For magnetic media, the gaps in the magnetic circuit of the read/write heads are optimized for a certain dimension of the bits from the tape material and the efficiency of the read/write process greatly diminishes for other bit sizes.
So there is no obsolescence policy, but there is a real technical difficulty in ensuring compatibility with older magnetic media with different bit densities.
It is not as simple as claiming that optical drives have it easier technologically. If anything, I would claim that tapes have it simpler, definitely for reading at least. There is _nothing_ preventing LTO from retrocompatibility other than market forces.
Most optical discs do not have any guarantees about lifetime and the worst of them may survive only a few years.
There have existed special quality optical discs with gold mirrors that were guaranteed for 100 years, but those are no longer produced and a single modern tape cartridge stores as much data as thousands of those discs.

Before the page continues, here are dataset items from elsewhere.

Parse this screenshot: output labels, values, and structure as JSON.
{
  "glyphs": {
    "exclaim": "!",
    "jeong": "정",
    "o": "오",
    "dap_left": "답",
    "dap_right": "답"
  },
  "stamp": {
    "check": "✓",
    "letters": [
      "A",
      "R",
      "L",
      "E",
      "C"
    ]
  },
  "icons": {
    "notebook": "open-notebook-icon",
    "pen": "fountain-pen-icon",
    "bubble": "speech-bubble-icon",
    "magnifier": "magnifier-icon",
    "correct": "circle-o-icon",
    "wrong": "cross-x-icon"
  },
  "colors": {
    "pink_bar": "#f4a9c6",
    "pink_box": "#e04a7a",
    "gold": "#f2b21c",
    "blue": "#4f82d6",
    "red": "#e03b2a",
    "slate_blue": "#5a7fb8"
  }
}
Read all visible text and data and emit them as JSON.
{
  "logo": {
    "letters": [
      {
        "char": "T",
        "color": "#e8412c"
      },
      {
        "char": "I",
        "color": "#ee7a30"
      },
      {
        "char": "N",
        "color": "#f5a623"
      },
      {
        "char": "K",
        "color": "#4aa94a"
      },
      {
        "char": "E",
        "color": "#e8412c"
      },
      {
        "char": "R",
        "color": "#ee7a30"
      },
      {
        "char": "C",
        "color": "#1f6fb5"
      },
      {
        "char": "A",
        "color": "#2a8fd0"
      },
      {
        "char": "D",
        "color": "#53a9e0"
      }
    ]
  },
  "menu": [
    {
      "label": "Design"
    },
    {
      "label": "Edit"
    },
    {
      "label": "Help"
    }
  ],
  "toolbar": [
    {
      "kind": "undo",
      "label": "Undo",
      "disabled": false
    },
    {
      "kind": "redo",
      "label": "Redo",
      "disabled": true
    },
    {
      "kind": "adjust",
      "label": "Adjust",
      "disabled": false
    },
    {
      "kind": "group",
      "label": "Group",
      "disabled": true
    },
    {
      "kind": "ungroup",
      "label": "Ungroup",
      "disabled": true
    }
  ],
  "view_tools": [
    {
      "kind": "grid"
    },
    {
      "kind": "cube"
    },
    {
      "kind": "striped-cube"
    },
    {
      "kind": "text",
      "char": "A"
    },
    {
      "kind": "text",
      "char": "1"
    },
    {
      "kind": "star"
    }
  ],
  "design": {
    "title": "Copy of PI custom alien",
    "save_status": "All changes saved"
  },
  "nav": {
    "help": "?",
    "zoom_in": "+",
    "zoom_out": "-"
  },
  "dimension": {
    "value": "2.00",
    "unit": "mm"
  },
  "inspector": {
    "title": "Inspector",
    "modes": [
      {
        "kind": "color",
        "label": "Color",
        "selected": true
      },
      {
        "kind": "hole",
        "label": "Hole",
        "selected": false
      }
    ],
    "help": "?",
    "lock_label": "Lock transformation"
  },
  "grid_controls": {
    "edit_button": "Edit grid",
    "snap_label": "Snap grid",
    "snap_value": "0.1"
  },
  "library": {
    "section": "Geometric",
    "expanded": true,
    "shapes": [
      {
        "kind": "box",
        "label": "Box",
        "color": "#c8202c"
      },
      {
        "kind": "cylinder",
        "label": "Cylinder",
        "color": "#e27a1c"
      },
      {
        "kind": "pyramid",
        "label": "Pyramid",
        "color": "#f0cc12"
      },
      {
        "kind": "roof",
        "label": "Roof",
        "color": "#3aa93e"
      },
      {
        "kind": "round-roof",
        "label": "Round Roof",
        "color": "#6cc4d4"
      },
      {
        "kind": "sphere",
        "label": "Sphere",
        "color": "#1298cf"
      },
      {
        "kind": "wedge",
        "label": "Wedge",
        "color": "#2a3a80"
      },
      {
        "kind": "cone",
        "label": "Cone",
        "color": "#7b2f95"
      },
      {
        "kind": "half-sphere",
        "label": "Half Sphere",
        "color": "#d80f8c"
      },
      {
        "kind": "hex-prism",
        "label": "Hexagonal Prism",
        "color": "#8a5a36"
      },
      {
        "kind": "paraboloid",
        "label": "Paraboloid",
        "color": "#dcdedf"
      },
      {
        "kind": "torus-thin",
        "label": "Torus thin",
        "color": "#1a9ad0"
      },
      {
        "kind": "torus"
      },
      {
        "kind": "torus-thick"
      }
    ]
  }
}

There are several mechanisms of degradation of optical discs. If the plastic does not seal well enough the metallic mirror, the metal can become oxidized and transparent, so it no longer reflects enough of the laser light. This is why certain archival discs used gold mirrors, which cannot oxidize. The plastic resin may also degrade in various ways and cause disc deformation.
not hard to find stories about data on LTO tapes being unreadable after 5 years. The same as stories of data on even the worst CD-Rs being still readable after 30 years ( i can personaly attest to that).
I had several hundred CD-Rs. Most of them were OK, especially the gold archival CD-Rs from Kodak, so I have migrated the data from them mostly to save space and improve access speed, not for them being too old. Nevertheless there have been a few that have gone bad, but I had duplicates for all of them, so I did not lose the data. Had I not been cautious, I would have lost some of the data.
The main problem of optical discs is their much too low capacity in comparison with magnetic media. A small suitcase with tape cartridges contains as much data as a big cabinet full of the most dense optical discs.
You can get 5.25" bay drives.
Sure but old drives are widely available at low prices.
Unless you have a server motherboard with an on-board SAS controller, you need to buy a SAS HBA card, put it in your desktop and also buy a compatible SAS cable, in order to connect an LTO tape drive to the computer.
New tape drives are extremely expensive, e.g. $4500 for the last generation of LTO-9 tapes (18 TB/cartridge), but if you store at least a few hundred TB of data you recover the cost of the drive from the cost difference between HDDs and tape cartridges.
I have an older LTO-7 (6 TB/cartridge) tabletop drive, which has cost me $3000 about 7 or 8 years ago (new), and there are several years since I have recovered its cost.
If you do not intend to store more than 100 TB, the cheapest solution is to buy external HDDs, but for long term storage you must plan to migrate the data periodically, as the lifetime of HDDs is hard to predict and unlikely to be much greater than 5 years.
Literally every single reply to this comment mentions LTO; never change HN.
Granted, archival discs aren't designed for full-sun exposure to start with, so in theory, the failed disc could have outlasted the other under real-world archival conditions, and this test wouldn't reveal that.